Follow-ups: t/d-deletion

Following up on my posting on the 14th, “toss salad, fry shrimp, and other t/d ~ ∅”, two complex cases: dark fire tobacco, from Clai Rice’s recent fieldwork, as he reported on ADS-L yesterday; and t/d-deletion as a contributor to eggcorning.

Tobacco time. Clai Rice (English, Univ. of Louisiana at Lafayette) wrote this field note yesterday, in response to my t/d-deletion posting:

Tennessee dark-fired tobacco barn, by Tennessee_Gator on flickr 9/13/06

Doing fieldwork outside Nashville 2 weeks ago, in Robertson County, on the  north Tenn border with Ky, I ran into “dark fire tobacco,” as the locals called it. I asked two people if it was “dark fire” or “dark fired” and neither of them could even hear my distinction. One responded that it was sometimes spelled with a hyphen, the other said, right, “*dark* fire” with
contrastive stress on ‘dark.’ Everyone I heard was clearly omitting the -d, but it is a fixed phrase (or a fix phrase?) — dark fire tobacco — so the phrase “dark fire” might have seemed odd. Researching around I find that the phrase in the ag publications is usually “dark fire-cured tobacco”, contrasting with “air-cured” and “flue-cured”, so the tobacco is dark, not the fire, though the smoke does derive from hardwood, esp oak. The tobacco publications, cigar blogs, like to use “dark-fired tobacco.” There’s a nice KY Farm Bureau memo from this past June that uses “dark, fire-cured tobacco” or “dark tobacco” throughout, but quotes the faculty Extension Specialist saying ” We have made tremendous strides over the past 20 years in reducing NNN levels in dark-fired tobacco
through research….”

I don’t have access to Dictionary of Appalachian or the right volume of DARE to check those sources.

DARE has

dark-fired adj Cf [verb] fire-cure
1940 AmSp 15.134 KY, Fire-cured or dark-fired. Type of [tobacco] leaf cured by smoke and heat from smoldering open fires.

The puzzle here is how to get from dark fire-cured tobacco to dark fired tobacco or dark-fired tobacco (which then gets us to dark fire tobacco or dark-fire tobacco). There’s an entirely reasonable route, which predicts an intermediary fired tobacco ‘fire-cured tobacco’, via a truncation process by which fire-cure is abbreviated to fire (by truncation of the head element), allowing fired to stand for fire-cured. (The parallel is to the many cases of “nouning by truncation” I’ve looked at on this blog (e.g., Mexican ‘Mexican food’, in Let’s eat Mexican tonight).

If this idea is correct, we should find examples of fire ‘fire-cure’ (in something like They fired a lot of leaf  ‘They fire-cured a lot of (tobacco) leaf’) and fired ‘fire-cured’ other than in dark fired (in something like They shipped a hundred pounds of fired leaf ‘They shipped a hundred pounds of fire-cured (tobacco) leaf’).
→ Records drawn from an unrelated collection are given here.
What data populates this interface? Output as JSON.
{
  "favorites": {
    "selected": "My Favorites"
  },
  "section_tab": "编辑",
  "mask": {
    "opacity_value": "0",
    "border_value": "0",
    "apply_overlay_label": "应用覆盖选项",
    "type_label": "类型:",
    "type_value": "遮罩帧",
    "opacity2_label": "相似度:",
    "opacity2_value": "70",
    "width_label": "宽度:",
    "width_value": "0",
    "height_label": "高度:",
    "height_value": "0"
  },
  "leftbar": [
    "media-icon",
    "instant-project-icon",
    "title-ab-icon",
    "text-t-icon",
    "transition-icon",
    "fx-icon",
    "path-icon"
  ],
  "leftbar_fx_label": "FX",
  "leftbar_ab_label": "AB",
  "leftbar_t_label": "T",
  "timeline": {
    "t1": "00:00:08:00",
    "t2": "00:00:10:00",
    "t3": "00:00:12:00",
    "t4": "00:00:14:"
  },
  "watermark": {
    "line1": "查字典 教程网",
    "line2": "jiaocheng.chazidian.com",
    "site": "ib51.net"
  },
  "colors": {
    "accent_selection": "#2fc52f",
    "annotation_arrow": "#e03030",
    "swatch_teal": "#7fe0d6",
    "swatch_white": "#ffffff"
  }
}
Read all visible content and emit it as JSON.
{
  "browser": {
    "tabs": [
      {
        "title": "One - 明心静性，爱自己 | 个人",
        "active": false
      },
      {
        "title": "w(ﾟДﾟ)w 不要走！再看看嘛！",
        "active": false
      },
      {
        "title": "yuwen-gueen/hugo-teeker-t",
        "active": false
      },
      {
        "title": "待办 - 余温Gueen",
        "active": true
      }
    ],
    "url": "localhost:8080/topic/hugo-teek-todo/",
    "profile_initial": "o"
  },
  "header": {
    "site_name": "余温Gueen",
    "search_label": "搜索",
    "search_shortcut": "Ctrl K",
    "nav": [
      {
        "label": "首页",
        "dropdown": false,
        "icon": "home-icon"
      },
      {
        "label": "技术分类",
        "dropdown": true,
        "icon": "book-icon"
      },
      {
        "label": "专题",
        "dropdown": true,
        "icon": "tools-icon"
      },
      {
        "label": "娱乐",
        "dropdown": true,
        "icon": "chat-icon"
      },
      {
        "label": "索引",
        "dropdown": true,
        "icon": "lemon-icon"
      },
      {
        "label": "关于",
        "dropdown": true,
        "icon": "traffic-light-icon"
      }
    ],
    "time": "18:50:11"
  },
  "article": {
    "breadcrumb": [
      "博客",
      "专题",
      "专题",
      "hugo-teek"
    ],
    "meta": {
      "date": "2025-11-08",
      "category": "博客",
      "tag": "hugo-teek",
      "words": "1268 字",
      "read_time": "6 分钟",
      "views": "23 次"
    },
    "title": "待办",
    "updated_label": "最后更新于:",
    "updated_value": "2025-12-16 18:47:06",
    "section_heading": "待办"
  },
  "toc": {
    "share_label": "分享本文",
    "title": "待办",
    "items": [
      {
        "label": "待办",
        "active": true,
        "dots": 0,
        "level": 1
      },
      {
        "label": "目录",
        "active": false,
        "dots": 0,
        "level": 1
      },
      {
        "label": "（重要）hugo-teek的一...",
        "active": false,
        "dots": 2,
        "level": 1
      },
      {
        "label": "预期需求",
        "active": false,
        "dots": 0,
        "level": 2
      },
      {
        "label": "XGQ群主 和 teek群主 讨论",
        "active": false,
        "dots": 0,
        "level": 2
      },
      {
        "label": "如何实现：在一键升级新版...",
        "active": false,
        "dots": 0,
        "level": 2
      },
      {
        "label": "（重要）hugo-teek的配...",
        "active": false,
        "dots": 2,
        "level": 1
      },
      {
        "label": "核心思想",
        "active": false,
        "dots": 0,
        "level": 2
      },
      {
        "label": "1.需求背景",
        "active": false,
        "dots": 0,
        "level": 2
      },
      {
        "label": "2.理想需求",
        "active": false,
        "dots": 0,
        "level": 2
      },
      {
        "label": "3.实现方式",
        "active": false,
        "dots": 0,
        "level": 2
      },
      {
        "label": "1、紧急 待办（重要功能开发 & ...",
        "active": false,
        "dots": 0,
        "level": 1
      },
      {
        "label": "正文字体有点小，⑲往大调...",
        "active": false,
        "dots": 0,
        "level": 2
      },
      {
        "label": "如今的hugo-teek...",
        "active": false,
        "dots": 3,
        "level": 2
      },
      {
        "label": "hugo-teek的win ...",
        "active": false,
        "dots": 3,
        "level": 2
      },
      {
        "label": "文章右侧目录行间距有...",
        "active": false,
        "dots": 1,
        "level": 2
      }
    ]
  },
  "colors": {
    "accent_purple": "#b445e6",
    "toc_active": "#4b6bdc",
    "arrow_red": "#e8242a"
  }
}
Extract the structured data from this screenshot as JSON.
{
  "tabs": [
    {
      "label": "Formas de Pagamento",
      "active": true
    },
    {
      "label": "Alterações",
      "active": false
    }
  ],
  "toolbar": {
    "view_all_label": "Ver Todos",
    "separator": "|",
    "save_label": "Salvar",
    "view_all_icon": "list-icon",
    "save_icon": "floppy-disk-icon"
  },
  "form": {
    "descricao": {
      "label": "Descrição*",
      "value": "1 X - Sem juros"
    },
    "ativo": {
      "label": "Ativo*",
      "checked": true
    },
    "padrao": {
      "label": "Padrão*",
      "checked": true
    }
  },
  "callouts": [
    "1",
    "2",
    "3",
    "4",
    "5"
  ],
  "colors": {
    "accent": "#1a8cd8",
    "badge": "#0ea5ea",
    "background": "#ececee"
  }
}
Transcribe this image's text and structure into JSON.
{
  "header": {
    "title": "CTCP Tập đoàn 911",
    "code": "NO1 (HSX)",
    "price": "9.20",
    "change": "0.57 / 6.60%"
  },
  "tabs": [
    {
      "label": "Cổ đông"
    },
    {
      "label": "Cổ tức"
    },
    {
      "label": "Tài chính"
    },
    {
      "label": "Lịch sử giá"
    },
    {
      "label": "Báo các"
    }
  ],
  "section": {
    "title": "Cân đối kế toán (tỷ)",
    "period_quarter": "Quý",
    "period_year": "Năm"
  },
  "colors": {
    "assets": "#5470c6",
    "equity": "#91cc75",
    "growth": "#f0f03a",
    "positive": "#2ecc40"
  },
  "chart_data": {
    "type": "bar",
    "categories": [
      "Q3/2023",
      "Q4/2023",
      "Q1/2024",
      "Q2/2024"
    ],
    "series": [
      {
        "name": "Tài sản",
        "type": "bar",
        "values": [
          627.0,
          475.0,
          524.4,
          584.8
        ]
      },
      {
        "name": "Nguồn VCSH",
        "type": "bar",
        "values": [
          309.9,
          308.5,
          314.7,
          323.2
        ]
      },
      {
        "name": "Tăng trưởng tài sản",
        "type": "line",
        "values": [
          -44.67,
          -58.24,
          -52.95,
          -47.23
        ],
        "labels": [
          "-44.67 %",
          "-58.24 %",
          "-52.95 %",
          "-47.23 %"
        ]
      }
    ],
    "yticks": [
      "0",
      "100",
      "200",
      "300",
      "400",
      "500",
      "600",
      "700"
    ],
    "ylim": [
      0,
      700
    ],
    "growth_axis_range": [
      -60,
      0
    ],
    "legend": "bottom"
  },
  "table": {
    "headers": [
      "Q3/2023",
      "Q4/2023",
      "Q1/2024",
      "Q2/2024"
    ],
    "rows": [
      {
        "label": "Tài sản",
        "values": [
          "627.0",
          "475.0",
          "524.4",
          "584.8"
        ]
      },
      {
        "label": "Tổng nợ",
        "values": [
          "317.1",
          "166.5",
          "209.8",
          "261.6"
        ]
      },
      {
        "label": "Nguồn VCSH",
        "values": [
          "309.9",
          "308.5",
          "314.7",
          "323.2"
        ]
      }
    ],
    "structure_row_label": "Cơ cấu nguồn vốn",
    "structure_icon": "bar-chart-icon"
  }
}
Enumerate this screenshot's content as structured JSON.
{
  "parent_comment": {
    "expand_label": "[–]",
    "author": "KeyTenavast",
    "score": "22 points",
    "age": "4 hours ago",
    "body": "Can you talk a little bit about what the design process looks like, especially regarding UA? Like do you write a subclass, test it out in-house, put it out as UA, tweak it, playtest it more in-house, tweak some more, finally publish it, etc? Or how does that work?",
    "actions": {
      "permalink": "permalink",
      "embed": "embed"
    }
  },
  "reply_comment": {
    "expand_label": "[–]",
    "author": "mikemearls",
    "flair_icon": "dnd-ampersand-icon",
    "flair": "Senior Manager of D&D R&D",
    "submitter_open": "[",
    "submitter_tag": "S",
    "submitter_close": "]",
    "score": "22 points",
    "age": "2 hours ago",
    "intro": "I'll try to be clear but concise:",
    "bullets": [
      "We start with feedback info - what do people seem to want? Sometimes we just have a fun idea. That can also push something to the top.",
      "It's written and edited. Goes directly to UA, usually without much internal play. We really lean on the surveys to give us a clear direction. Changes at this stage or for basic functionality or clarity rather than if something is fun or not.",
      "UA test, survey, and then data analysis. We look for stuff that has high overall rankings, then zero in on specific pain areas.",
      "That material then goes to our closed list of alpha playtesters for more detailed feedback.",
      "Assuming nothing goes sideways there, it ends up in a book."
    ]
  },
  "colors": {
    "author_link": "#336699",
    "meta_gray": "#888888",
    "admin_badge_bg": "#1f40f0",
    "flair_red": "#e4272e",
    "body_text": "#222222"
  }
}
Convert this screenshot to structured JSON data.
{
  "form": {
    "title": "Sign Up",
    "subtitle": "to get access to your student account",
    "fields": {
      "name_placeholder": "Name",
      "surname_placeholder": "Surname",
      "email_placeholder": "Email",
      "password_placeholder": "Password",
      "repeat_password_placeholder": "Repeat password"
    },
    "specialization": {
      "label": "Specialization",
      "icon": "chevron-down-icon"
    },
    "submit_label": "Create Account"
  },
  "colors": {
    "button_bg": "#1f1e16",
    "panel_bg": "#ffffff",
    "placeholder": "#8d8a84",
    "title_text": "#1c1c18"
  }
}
The specialist literature on tobacco growing and the tobacco industry would be the place to look.

Then all that remains is interpreting dark fired tobacco as

[dark fired] [tobacco]

rather than [dark] [fired tobacco]

in which case dark fired can pick up a hyphen in its spelling.

Eggcorn time. From the early days of the Eggcorn Database (ecbd), some entries were tagged as involving “final d/t deletion”. Back on 2/20/10 I assembled the inventory of such entries; the taggings were done by the original posters:

bran new, coal-hearted, landline > LAN line, offended > offened, lost > loss [in: no love lost], mast > mass, win(d)fall, defunct > defunked > defunk, co-opt > co-op, rift > riff, tact > tack, tract > track, holds > holes [in: no holds barred], penchant > pension, short > shore [in: short-term, in short supply], ban together, pact > pack [in: make a pact with the devil], dog-eat-dog > doggy/doggie-dog, [?] mind > mine [in: open-minded, go through one’s mind], desist > decease [in: cease and desist], oft > off [in: off-times, off-repeated, off-quoted], barbed wire > bobwire [regular in some varieties], gold > goal [in: gold standard]

Then another set, of reversals, in which d/t is “restored”: 

midriff > midrift, grow like Topsy > grow like top seed, Sanskrit > sandscript, track > tract, ham-fisted > hand(-)fisted, bus > bust [in: bussing tables, busboy], lowdown > load down [in: give s.o. the lowdown on sth.], in > end [in: from here on in], middlin’ > midland [in: fair to middlin’], spur > spurt [in: spurt of the moment], while > wild [in: worthwhile, worth your while], pass muster > pass mustard, tack > tact [in: take another tack]

I’m especially fond of coal-hearted and goal standard in the first set, fair to midland and pass mustard in the second.